Let’s look at another example from Apple’s den. The older versions of the iPhone had a closed system so it was not possible to have any applications. If Apple had not reversed that decision, we probably would not have seen the iPhone becoming as successful as it is today.

To truly champion change, you must be willing to accept your mistakes and turn them around into something better. 

8. Hire people who are better than you.

There’s always someone better than you in your functional area. They’re called ‘A players’. Guy says that as a champion of change, don’t be afraid to hire them.

The A players hire more players like themselves, or even better – A+ players. Instead, if you’re a B player, you end up hiring C players and it’s a slippery slope to Z players.  If you don’t hire people who are better than you, you pretty much sign up to be a part of a bozo explosion.
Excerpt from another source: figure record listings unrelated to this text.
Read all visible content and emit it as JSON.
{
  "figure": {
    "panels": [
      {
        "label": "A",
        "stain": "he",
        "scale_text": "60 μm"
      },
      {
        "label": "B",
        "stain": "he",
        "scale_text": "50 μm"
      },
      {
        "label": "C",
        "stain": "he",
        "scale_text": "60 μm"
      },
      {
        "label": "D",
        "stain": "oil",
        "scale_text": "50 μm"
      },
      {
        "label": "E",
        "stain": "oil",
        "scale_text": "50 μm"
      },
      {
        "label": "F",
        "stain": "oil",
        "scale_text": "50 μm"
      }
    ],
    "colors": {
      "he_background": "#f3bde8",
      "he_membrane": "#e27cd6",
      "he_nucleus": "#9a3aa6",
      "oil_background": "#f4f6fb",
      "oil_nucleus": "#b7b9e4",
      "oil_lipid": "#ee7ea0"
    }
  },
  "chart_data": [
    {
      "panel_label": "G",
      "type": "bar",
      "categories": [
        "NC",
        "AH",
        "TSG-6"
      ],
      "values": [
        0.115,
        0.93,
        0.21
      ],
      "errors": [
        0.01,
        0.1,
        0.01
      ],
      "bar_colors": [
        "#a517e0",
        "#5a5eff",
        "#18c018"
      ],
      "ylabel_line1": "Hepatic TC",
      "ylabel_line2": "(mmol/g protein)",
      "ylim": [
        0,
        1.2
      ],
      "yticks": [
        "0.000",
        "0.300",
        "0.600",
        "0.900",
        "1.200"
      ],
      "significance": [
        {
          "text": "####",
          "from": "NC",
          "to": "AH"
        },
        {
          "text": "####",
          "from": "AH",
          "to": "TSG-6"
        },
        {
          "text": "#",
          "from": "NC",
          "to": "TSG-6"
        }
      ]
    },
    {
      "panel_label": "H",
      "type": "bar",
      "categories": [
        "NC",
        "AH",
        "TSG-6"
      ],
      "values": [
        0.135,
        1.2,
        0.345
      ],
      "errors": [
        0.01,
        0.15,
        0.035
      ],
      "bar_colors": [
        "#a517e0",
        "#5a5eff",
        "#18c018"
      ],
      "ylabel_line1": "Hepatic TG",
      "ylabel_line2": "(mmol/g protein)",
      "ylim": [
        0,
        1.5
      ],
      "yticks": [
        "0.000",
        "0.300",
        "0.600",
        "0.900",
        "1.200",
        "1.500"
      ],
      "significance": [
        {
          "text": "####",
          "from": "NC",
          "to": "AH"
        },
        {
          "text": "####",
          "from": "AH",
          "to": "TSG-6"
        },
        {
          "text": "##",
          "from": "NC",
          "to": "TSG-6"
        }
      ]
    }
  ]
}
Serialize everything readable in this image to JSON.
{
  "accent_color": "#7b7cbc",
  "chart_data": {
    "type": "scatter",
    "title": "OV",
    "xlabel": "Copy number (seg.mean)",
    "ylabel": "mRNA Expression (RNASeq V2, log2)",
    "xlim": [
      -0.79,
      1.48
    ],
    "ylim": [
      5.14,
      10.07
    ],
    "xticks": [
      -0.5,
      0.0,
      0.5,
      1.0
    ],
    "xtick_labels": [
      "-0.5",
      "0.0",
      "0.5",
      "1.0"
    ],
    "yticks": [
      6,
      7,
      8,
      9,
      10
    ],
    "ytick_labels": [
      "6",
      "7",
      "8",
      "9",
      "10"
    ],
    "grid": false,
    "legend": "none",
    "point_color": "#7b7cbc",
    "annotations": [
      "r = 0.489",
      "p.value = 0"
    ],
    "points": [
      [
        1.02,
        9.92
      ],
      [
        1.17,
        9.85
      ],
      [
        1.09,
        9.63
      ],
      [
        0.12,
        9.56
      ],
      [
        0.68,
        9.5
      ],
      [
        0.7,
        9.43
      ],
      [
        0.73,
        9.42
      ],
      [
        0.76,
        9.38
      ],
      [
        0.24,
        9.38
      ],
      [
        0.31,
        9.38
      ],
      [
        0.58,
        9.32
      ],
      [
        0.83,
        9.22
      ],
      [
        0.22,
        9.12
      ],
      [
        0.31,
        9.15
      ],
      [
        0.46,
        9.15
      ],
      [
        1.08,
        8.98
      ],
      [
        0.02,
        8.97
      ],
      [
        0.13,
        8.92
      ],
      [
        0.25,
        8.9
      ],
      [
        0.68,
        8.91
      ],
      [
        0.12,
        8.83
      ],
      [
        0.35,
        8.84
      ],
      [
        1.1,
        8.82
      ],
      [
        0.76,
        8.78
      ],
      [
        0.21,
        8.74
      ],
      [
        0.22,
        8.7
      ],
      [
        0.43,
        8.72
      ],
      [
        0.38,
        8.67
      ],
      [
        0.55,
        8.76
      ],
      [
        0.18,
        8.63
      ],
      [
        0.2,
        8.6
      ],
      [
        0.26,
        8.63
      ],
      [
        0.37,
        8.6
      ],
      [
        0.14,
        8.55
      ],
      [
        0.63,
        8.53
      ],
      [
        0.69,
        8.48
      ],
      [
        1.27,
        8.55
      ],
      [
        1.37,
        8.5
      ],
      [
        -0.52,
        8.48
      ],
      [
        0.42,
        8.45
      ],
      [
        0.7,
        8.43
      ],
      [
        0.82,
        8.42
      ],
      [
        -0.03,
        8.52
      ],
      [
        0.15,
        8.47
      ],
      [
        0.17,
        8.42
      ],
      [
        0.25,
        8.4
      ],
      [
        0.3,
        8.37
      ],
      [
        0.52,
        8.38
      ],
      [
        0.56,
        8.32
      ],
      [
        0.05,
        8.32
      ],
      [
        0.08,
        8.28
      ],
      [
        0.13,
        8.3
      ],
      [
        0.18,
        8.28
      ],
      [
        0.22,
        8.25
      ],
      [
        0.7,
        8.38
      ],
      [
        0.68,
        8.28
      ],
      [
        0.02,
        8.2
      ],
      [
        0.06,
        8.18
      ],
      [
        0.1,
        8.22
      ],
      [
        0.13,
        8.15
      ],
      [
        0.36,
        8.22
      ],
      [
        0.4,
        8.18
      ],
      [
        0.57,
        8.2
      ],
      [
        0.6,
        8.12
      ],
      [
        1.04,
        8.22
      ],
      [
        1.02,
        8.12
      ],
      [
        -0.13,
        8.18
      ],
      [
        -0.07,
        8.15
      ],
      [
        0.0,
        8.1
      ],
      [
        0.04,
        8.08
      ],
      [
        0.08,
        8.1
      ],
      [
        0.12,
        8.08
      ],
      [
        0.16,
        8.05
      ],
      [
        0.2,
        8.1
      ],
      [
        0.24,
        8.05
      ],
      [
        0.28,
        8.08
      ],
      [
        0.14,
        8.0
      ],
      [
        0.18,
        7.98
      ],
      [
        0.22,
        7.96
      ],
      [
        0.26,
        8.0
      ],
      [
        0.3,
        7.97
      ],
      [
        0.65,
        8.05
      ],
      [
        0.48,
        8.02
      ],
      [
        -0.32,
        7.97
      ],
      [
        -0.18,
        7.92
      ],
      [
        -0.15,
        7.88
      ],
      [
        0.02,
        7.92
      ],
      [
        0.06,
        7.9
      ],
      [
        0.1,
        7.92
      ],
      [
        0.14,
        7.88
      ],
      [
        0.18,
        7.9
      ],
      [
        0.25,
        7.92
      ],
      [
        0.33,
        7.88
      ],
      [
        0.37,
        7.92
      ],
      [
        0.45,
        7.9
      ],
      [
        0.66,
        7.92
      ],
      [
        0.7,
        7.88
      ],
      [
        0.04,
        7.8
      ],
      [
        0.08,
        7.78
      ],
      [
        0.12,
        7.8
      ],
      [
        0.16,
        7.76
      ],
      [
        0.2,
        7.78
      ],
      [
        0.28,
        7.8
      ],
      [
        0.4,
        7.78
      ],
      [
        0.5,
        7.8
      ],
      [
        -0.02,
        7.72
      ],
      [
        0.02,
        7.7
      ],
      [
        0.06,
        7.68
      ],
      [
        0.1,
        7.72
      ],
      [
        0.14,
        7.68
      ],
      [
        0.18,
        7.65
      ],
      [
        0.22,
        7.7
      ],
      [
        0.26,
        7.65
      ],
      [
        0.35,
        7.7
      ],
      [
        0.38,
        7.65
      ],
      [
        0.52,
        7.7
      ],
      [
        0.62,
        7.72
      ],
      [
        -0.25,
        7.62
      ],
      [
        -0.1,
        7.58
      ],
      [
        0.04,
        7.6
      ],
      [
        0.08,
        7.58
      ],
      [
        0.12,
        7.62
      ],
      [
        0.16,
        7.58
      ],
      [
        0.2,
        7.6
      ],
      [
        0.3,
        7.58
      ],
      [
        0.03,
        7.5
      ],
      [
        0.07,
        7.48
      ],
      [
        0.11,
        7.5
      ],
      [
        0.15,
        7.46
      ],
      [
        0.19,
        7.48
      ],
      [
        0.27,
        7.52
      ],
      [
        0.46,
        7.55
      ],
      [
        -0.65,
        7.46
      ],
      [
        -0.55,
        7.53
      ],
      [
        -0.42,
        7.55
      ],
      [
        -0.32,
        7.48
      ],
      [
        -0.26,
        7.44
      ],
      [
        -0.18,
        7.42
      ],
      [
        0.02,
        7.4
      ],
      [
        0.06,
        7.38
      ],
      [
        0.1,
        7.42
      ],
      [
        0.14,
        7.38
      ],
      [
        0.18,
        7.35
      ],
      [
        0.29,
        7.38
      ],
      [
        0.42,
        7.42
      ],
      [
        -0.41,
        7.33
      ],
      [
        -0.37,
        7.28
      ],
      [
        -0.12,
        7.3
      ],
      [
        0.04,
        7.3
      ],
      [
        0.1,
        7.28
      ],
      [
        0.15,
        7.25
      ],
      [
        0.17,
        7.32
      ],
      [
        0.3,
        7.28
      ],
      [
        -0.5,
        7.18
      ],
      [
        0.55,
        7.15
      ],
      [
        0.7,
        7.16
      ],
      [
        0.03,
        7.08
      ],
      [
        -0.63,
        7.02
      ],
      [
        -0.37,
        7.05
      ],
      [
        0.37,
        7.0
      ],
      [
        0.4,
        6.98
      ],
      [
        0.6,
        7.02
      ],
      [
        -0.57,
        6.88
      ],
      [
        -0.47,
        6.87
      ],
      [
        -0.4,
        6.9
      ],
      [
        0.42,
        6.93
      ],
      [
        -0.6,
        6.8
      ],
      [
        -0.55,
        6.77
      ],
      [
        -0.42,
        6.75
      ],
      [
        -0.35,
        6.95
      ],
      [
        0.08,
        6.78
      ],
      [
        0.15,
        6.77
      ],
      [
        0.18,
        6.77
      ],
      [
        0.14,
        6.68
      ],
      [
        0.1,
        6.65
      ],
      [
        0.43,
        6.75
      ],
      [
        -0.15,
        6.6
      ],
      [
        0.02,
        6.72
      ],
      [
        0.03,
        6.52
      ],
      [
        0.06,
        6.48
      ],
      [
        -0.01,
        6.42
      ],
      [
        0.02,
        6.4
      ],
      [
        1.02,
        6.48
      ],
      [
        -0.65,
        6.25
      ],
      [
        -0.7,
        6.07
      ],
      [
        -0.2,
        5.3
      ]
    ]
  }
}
It should be a matter of pride for a champion of change that they have hired someone better. If you’re a CEO with expertise in your product, you hire someone who is better at marketing than you do and let them do it as your company evolves.

9. Churn baby churn.

Before you start squirming in your seats – this isn’t the same churn as we see in SaaS. Churn in this case, means always churning a better product out.

More often than not, people think of change as an ‘event’. If you announce a product in a grand ceremony and believe that this is it, you couldn’t be more wrong. Guy says that change, in fact, is a process. Perfecting your product, iteration after iteration, may take decades.

Innovation is a decathlon, not a sprint.

There’s going to be an array of hurdles in this decathlon, but that’s what it takes to champion change.

10. Brace yourself for a long haul.

As a change champion, resign to the fact that it’s gonna be a long haul. In one of my favorite speeches by Steve Jobs, he says:

“We’re here to put a dent in the universe. Otherwise, why else even be here?”

But it doesn’t mean that you have to move mountains with every step you take. You don’t have to be Steve Jobs, Elon Musk, or Thomas Edison to champion change. Denting the universe in your small way matters just as much. As the law of big numbers goes, if all of us contribute in our little ways, it will always add up to the bigger picture.

After all, championing change is all about making the universe better, one dent at a time.